Over the past decades, the production of PHA from methane by methanotrophic bacteria and the study of their PHA biosynthesis pathways were generally limited to pure cultures. The most widely produced PHA is the homopolymer PHB, but this is a low performance biopolymer that is highly crystalline and brittle, with poor elastic properties that limit the process and end-use applications. The copolymer PHBV can be tougher and more elastic with the correct composition and microstructure. Potentially, PHBV copolymers could be produced from mixed cultures of methanotrophic bacteria using methane as a feedstock, reducing the production costs associated with substrate and reactor sterility.
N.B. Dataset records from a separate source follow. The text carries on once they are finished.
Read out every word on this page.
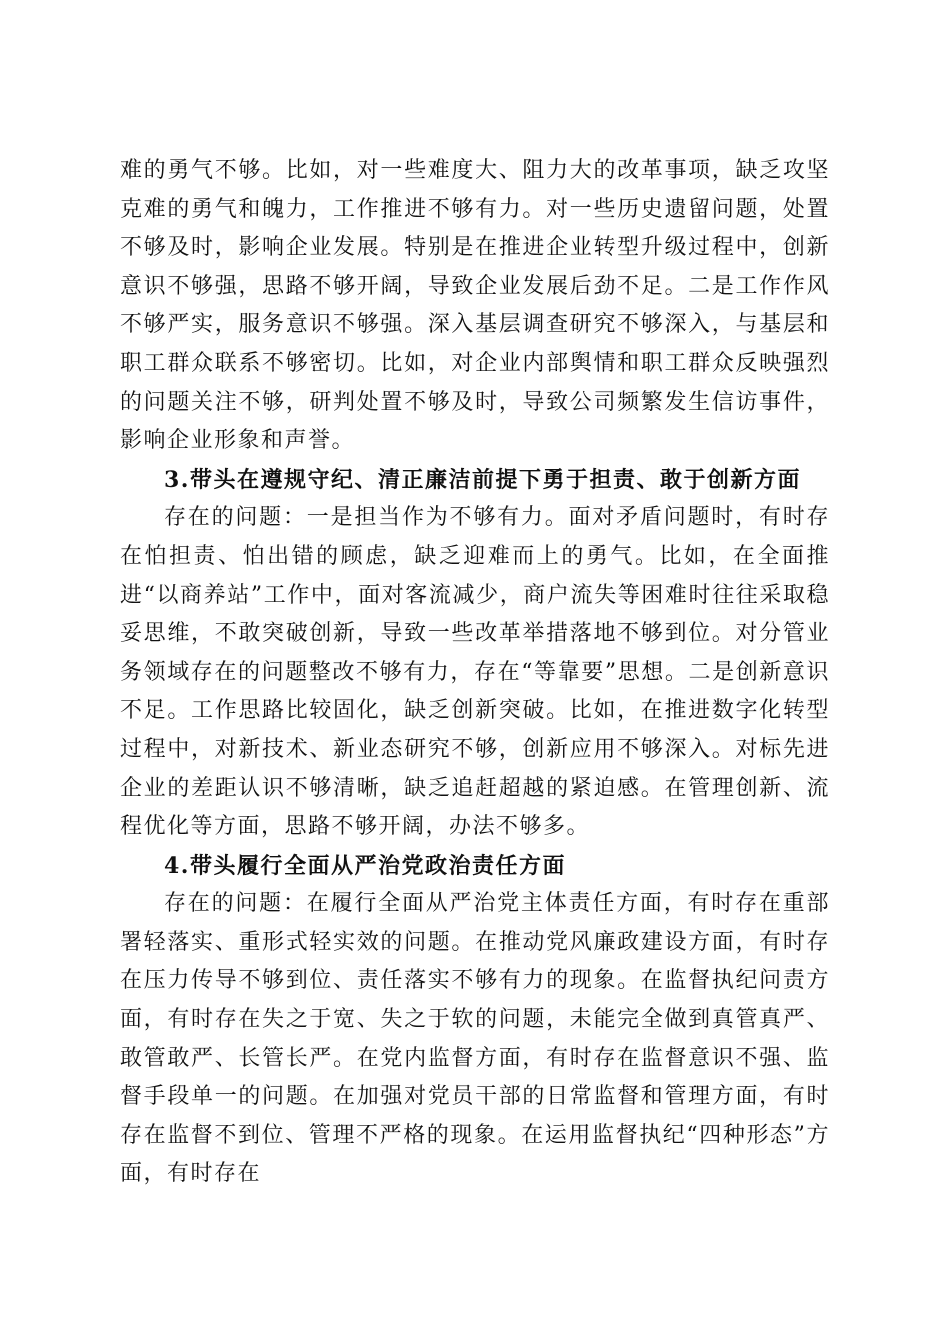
难的勇气不够。比如，对一些难度大、阻力大的改革事项，缺乏攻坚克难的勇气和魄力，工作推进不够有力。对一些历史遗留问题，处置不够及时，影响企业发展。特别是在推进企业转型升级过程中，创新意识不够强，思路不够开阔，导致企业发展后劲不足。二是工作作风不够严实，服务意识不够强。深入基层调查研究不够深入，与基层和职工群众联系不够密切。比如，对企业内部舆情和职工群众反映强烈的问题关注不够，研判处置不够及时，导致公司频繁发生信访事件，影响企业形象和声誉。

3.带头在遵规守纪、清正廉洁前提下勇于担责、敢于创新方面

存在的问题：一是担当作为不够有力。面对矛盾问题时，有时存在怕担责、怕出错的顾虑，缺乏迎难而上的勇气。比如，在全面推进“以商养站”工作中，面对客流减少，商户流失等困难时往往采取稳妥思维，不敢突破创新，导致一些改革举措落地不够到位。对分管业务领域存在的问题整改不够有力，存在“等靠要”思想。二是创新意识不足。工作思路比较固化，缺乏创新突破。比如，在推进数字化转型过程中，对新技术、新业态研究不够，创新应用不够深入。对标先进企业的差距认识不够清晰，缺乏追赶超越的紧迫感。在管理创新、流程优化等方面，思路不够开阔，办法不够多。

4.带头履行全面从严治党政治责任方面

存在的问题：在履行全面从严治党主体责任方面，有时存在重部署轻落实、重形式轻实效的问题。在推动党风廉政建设方面，有时存在压力传导不够到位、责任落实不够有力的现象。在监督执纪问责方面，有时存在失之于宽、失之于软的问题，未能完全做到真管真严、敢管敢严、长管长严。在党内监督方面，有时存在监督意识不强、监督手段单一的问题。在加强对党员干部的日常监督和管理方面，有时存在监督不到位、管理不严格的现象。在运用监督执纪“四种形态”方面，有时存在
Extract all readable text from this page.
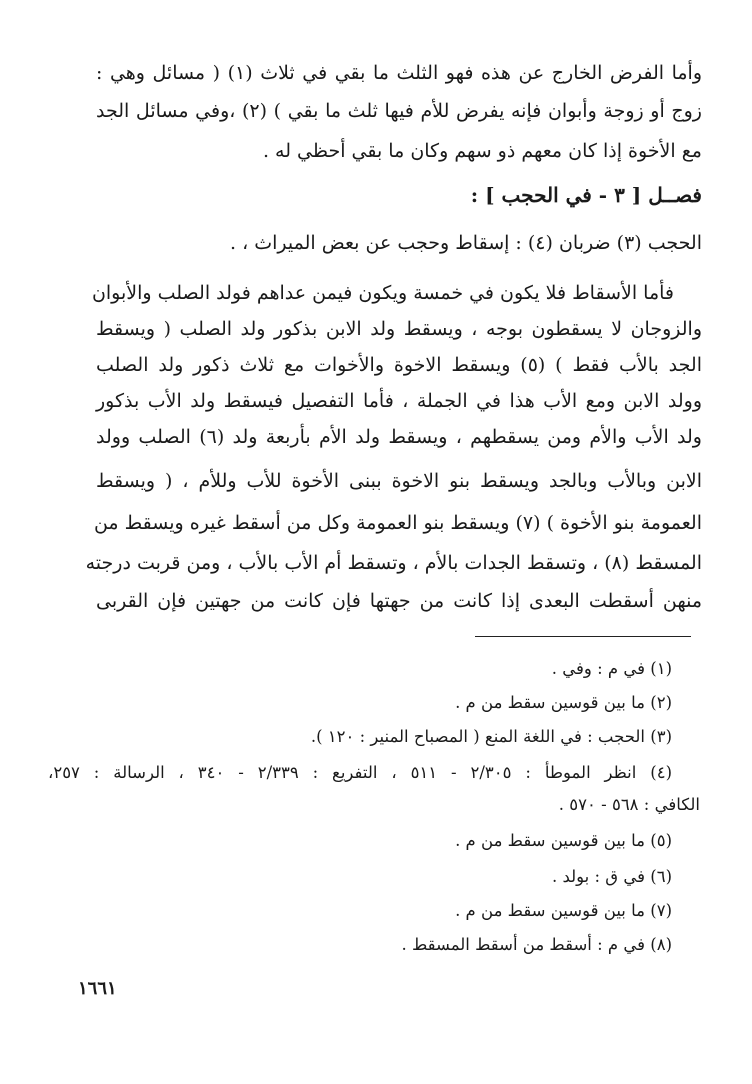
وأما الفرض الخارج عن هذه فهو الثلث ما بقي في ثلاث (١) ( مسائل وهي :
زوج أو زوجة وأبوان فإنه يفرض للأم فيها ثلث ما بقي ) (٢) ،وفي مسائل الجد
مع الأخوة إذا كان معهم ذو سهم وكان ما بقي أحظي له .
فصــل [ ٣ - في الحجب ] :
الحجب (٣) ضربان (٤) : إسقاط وحجب عن بعض الميراث ، .
فأما الأسقاط فلا يكون في خمسة ويكون فيمن عداهم فولد الصلب والأبوان
والزوجان لا يسقطون بوجه ، ويسقط ولد الابن بذكور ولد الصلب ( ويسقط
الجد بالأب فقط ) (٥) ويسقط الاخوة والأخوات مع ثلاث ذكور ولد الصلب
وولد الابن ومع الأب هذا في الجملة ، فأما التفصيل فيسقط ولد الأب بذكور
ولد الأب والأم ومن يسقطهم ، ويسقط ولد الأم بأربعة ولد (٦) الصلب وولد
الابن وبالأب وبالجد ويسقط بنو الاخوة ببنى الأخوة للأب وللأم ، ( ويسقط
العمومة بنو الأخوة ) (٧) ويسقط بنو العمومة وكل من أسقط غيره ويسقط من
المسقط (٨) ، وتسقط الجدات بالأم ، وتسقط أم الأب بالأب ، ومن قربت درجته
منهن أسقطت البعدى إذا كانت من جهتها فإن كانت من جهتين فإن القربى
(١) في م : وفي .
(٢) ما بين قوسين سقط من م .
(٣) الحجب : في اللغة المنع ( المصباح المنير : ١٢٠ ).
(٤) انظر الموطأ : ٢/٣٠٥ - ٥١١ ، التفريع : ٢/٣٣٩ - ٣٤٠ ، الرسالة : ٢٥٧،
الكافي : ٥٦٨ - ٥٧٠ .
(٥) ما بين قوسين سقط من م .
(٦) في ق : بولد .
(٧) ما بين قوسين سقط من م .
(٨) في م : أسقط من أسقط المسقط .
١٦٦١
However, the production of a consistent PHBV copolymer from methane is not a straightforward process. We present production scenarios that include (1) enriching a consortia, or using a stable mixed culture, and supplementing the feed with C3 or C5 co-substrates that could be used directly by the methanotrophs or (2) enriching their consortia with known PHBV accumulators such as Ralstonia spp. and (3) alternating the feed regime between methane and an alternative C source to tailor the desired copolymer, or (4) use methane to generate copolymer precursors that are synthetically assembled into the desired co-polymer. A fundamental understanding of polymer properties from methanotrophic mixed cultures is necessary, as it is important to characterise the relative purity of the product within the polymer blend, as this significantly affects polymer properties. Additional research is still required to establish the feasibility and shortcomings of ideas presented in this article.